No es raro encontrar en la sala del hogar más humilde del barrio una foto de Fidel o de Raúl.

En algunas ocasiones sabes que alguien las muestra en su negocito para escudar lo que debe o lo que teme; pero en otras muchas uno se admira de encontrar tanta carencia junto a una militancia y una fidelidad orgullosas y simples, sin los bombos ni los platillos de los que quieren, desde la barriga llena y el carrito chapa B, ser reconocidos a la hora del juicio.

Conozco gente que vive de la cuota, de los “mandados”; gente que casi muere si pierde el pan o la leche de la bodega; y gente que no le ha visto la cara a los peloteros de su equipo porque no tienen televisión, y aun así comentan el juego escuchado en el radiecito con la misma pasión del que tiene un cine casero.

Y el factor común entre toda esta gente pobre es que son los más agradecidos de todos para con la Revolución y sus líderes.

De eso no hay dudas.

Nadie los estaba filmando cuando murió Fidel, y no ofrecen una entrevista cada vez que dicen que “esto” es lo más grande.

No salen a rasgarse la ropa al portal, ni hacen alarde de aquella verborrea tan cansona y común en nuestros políticos de núcleo.

Simplemente lo sienten así.

Claro que, como todo joven posible, me he preguntado hasta donde llega ese compromiso; si eso que se parece tanto al hambre alguna vez los hará quejarse, más allá de la carnicería o la bodega.
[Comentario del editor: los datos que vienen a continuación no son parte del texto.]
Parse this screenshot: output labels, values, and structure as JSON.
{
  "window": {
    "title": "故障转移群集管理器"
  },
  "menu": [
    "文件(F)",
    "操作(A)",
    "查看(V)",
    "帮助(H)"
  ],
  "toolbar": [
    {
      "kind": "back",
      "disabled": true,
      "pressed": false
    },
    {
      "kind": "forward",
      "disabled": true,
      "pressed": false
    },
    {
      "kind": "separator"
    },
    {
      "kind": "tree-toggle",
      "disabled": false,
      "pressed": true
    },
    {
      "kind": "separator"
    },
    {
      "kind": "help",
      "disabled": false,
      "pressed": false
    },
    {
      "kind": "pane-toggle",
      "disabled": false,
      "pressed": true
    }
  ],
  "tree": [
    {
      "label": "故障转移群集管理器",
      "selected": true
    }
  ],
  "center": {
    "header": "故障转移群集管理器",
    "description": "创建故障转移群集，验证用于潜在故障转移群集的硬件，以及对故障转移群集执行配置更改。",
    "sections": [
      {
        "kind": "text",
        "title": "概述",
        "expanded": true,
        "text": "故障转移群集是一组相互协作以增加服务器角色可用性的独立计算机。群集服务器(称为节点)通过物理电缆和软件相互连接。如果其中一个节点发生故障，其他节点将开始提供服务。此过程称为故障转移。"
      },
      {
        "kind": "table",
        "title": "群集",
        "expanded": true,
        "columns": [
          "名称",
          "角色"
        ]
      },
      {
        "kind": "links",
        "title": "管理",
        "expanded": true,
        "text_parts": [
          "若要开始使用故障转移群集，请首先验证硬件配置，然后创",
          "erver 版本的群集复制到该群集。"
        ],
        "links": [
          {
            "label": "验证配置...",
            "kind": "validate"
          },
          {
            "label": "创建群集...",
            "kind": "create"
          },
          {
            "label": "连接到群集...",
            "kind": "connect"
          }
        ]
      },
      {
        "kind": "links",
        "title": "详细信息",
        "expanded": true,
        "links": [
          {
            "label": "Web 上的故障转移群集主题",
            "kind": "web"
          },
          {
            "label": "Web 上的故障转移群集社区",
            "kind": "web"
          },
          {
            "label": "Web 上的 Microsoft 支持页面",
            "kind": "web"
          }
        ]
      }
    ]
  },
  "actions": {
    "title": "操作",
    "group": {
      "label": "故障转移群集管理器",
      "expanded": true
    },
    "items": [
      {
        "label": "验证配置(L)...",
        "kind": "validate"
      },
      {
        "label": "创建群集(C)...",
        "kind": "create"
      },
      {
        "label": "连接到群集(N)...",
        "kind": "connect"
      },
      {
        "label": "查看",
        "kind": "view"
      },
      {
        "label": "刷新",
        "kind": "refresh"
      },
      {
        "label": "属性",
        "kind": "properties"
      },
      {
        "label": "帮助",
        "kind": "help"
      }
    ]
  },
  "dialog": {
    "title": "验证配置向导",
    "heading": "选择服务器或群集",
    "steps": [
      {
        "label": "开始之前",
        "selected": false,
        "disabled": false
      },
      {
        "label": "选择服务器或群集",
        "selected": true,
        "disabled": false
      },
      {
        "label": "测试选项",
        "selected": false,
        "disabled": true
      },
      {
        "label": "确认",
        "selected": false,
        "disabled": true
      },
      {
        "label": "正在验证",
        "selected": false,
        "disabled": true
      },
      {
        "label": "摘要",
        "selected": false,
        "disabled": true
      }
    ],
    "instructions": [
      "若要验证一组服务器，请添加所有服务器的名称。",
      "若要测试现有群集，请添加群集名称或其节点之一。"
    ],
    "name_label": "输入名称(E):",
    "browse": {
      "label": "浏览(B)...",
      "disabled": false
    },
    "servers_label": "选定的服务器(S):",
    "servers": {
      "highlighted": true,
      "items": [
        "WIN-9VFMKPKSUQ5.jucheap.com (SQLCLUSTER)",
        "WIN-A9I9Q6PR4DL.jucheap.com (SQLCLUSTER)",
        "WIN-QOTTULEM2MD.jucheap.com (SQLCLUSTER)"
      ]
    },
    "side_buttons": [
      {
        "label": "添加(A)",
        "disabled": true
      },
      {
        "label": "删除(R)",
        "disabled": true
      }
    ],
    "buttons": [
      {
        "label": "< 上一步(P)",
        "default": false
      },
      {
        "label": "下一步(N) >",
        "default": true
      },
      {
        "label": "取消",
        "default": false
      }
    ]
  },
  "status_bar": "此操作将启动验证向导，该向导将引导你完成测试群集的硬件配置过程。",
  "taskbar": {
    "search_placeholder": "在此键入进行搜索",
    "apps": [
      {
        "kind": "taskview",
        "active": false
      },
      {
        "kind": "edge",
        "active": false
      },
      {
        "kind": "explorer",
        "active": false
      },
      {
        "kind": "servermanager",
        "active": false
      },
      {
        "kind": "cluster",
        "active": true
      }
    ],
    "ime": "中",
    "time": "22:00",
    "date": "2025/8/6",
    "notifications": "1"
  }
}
He escuchado historias de vida de gente que hoy tienen una ponchera o venden cigarros al menudeo, y de repente te salen con que estuvieron en Angola o en el Escambray. Gente flaca y bajita. Gente buena. Gente que no te imaginas con un fusil.

He escuchado incluso el relato del viejo presidiario del tatuaje, que dice que ya “cumplió”, que lo equivocó aquella juventud de marihuana; y que luego va y prende la Mesa Redonda y el Noticiero, como un ritual sagrado.

La historia de nuestros padres cortadores de caña, de nuestras madres movilizadas.

La historia de tanta gente que dio su vida por una causa que no tenía la garantía de la recompensa.

Tanta gente no puede padecer del Síndrome de Estocolmo.

Tanta gente —de esa misma gente que se metió al monte a sacar a los alzados, que pelearon en Kangamba, que fueron segundos en la zafra de la caña o del café y no se ganaron el Moskovich, y aun así le sonrieron al diploma—, no puede estar equivocada; no puede tener miedo tanta gente junta.

Recuerdo con pesar cuando entregué mi carnet de la UJC. Era el aniversario de la muerte de Mella en la universidad y nadie se acordó. Y aquello se llamaba Instituto Superior Politécnico… “Julio Antonio Mella”.

Se discutía sobre planes de reuniones y trabajo político ideológico, y yo estaba empeñado en que le pusieran al menos una flor a aquel busto al que se le había caído el 1903, y parecía que Mella nunca había nacido.

Y me dijeron que ese no era el sitio ni el momento. Y dije y me dijeron… y tiré aquel carnet con rencor.

Todavía me pregunto si debí rendirme así, si no debí yo mismo poner aquella flor… si mi padre y mi madre, cortadores de caña y movilizados, estarían orgullosos de mí.

Todavía, en la sala vacía de sus casas, hay una foto de Fidel.